1:1 | 1:2 | 1:4 | 1:8 | |
---|---|---|---|---|
6 Mpx | 3000×2000 | 1500×1000 | 750×500 | 375×250 |
14 Mpx | 4650×3100 | 2325×1550 | 1160×775 | 630×390 |
18 Mpx | 5250×3500 | 2625×1750 | 1310×875 | 655×440 |
24 Mpx | 6000×4000 | 3000×2000 | 1500×1000 | 750×500 |
If you want to print an image that you saved earlier for the web with reduced pipe size, there is not much work to do. You want to get the best possible resolution, so you should go to the 1:1 pipe now (or use the full size mode on the Output tab if you're on a 32 bit system). After opening the original image just load the settings file Photivo saved along with the web version of that image, recalculate everything in 1:1, adjust the sharpening a little to fit the printing process, and you're done.
Systemwide photo workflow
I (Mike) will tell you, how I do it on Linux. After copying the RAW images to my harddrive, I preselect them with geeqie, which gives a very fast large preview of the embedded jpegs. My favourite file manager is nautilus, which gives a nice thumbnail view of my RAWs. It is very simple to call Photivo from there (either via context menu or via drag and drop).
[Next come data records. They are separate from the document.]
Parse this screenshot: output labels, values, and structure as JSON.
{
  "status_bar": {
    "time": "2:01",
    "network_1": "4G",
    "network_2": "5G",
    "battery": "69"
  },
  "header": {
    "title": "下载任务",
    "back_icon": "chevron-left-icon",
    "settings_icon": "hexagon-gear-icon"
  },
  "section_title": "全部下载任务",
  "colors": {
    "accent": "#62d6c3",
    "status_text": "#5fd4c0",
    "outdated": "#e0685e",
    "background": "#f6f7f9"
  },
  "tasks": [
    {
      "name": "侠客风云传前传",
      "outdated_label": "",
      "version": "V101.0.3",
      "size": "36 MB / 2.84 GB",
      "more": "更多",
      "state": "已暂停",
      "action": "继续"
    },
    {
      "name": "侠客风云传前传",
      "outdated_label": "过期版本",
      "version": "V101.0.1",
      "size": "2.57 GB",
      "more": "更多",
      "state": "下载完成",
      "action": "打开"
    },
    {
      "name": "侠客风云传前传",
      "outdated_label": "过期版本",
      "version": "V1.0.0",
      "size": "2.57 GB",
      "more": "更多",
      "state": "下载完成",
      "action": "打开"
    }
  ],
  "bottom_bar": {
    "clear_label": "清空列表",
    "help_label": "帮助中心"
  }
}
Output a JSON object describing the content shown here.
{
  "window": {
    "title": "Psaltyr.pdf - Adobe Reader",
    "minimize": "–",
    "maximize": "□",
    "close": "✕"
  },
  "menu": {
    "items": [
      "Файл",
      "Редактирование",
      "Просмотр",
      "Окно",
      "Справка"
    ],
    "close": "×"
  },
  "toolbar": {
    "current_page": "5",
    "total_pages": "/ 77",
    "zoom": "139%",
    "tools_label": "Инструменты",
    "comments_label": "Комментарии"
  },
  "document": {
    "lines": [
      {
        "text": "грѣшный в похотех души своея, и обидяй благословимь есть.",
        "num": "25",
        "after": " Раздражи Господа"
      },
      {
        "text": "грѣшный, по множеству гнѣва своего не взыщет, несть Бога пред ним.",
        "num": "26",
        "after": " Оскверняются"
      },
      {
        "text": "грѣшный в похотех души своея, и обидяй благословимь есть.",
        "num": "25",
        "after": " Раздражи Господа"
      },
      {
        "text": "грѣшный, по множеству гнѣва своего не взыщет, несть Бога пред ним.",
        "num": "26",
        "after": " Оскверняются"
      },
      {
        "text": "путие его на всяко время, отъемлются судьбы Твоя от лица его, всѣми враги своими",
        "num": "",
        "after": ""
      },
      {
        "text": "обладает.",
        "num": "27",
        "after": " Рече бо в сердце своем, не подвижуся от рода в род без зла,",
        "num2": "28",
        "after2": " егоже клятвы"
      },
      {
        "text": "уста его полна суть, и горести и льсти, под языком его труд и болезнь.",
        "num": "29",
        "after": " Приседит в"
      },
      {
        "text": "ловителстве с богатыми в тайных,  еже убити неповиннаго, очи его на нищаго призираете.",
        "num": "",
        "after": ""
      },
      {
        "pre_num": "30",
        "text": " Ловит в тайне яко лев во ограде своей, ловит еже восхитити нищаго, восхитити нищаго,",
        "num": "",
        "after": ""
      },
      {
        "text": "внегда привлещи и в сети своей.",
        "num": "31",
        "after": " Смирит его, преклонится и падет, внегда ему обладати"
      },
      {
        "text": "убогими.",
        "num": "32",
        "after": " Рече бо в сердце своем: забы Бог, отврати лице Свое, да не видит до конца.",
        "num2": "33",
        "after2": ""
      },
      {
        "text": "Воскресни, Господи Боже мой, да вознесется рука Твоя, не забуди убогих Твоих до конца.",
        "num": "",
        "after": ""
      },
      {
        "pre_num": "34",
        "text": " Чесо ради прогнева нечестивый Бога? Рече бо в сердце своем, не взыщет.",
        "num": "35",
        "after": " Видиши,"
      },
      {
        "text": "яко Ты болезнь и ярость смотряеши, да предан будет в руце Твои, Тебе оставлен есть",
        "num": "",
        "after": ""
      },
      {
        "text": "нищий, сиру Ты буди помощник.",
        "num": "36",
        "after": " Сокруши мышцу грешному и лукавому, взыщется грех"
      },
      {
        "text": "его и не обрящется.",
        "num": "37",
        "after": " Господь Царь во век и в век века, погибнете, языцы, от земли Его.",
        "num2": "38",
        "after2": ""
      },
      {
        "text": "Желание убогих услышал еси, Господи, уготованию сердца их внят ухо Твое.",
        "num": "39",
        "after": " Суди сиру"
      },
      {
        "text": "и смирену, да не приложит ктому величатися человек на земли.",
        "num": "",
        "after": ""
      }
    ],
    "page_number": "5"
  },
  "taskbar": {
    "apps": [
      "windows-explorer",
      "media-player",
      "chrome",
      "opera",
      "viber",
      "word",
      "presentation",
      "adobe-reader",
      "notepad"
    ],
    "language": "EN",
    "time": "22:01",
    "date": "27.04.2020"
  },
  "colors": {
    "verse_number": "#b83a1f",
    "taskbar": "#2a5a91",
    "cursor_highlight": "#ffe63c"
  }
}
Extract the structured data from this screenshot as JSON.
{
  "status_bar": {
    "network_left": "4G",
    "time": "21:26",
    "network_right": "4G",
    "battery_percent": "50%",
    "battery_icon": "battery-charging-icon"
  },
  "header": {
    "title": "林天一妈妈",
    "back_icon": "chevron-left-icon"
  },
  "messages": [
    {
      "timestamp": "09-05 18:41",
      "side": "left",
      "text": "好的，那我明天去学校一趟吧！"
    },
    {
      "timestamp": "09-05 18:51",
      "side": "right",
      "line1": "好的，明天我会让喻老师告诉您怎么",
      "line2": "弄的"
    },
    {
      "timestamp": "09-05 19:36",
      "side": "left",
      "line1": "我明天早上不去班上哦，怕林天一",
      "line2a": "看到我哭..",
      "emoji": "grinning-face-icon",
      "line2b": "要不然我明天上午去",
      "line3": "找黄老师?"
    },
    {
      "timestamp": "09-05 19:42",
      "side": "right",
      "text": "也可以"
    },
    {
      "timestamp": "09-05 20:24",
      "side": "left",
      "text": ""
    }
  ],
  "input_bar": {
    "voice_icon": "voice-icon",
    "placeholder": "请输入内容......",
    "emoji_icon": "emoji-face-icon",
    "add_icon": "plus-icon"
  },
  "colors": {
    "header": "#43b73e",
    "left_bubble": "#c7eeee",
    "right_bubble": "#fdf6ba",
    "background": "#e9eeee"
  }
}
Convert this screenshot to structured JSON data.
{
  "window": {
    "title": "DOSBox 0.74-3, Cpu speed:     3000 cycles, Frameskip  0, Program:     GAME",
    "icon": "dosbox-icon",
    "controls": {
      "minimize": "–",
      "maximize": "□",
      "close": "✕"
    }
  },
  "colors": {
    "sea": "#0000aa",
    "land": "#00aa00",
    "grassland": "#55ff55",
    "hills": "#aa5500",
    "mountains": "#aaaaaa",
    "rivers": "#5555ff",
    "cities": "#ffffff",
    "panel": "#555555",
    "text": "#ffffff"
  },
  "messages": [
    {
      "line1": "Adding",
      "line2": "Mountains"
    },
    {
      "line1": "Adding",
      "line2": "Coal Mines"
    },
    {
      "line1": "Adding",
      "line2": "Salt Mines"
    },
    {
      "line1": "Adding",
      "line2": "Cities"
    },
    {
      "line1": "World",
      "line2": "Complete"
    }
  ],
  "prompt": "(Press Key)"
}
To keep my images organized I use digiKam, which is really a great manager with every feature I need. From there images are also send to Photivo via context menu or drag and drop. So editing is done in Photivo. If I could do everything in Photivo (no need for local corrections like clone or heal) I tag and rate the photo in Photvio (Output tab) and save a websize jpeg. DigiKam reads tagging and rating and I'm done. Otherwise, I use the Gimp button and export to gimp, where I do the final touch ups and save from there. If I want to print an image (which is not that often the case) I proceed like described above.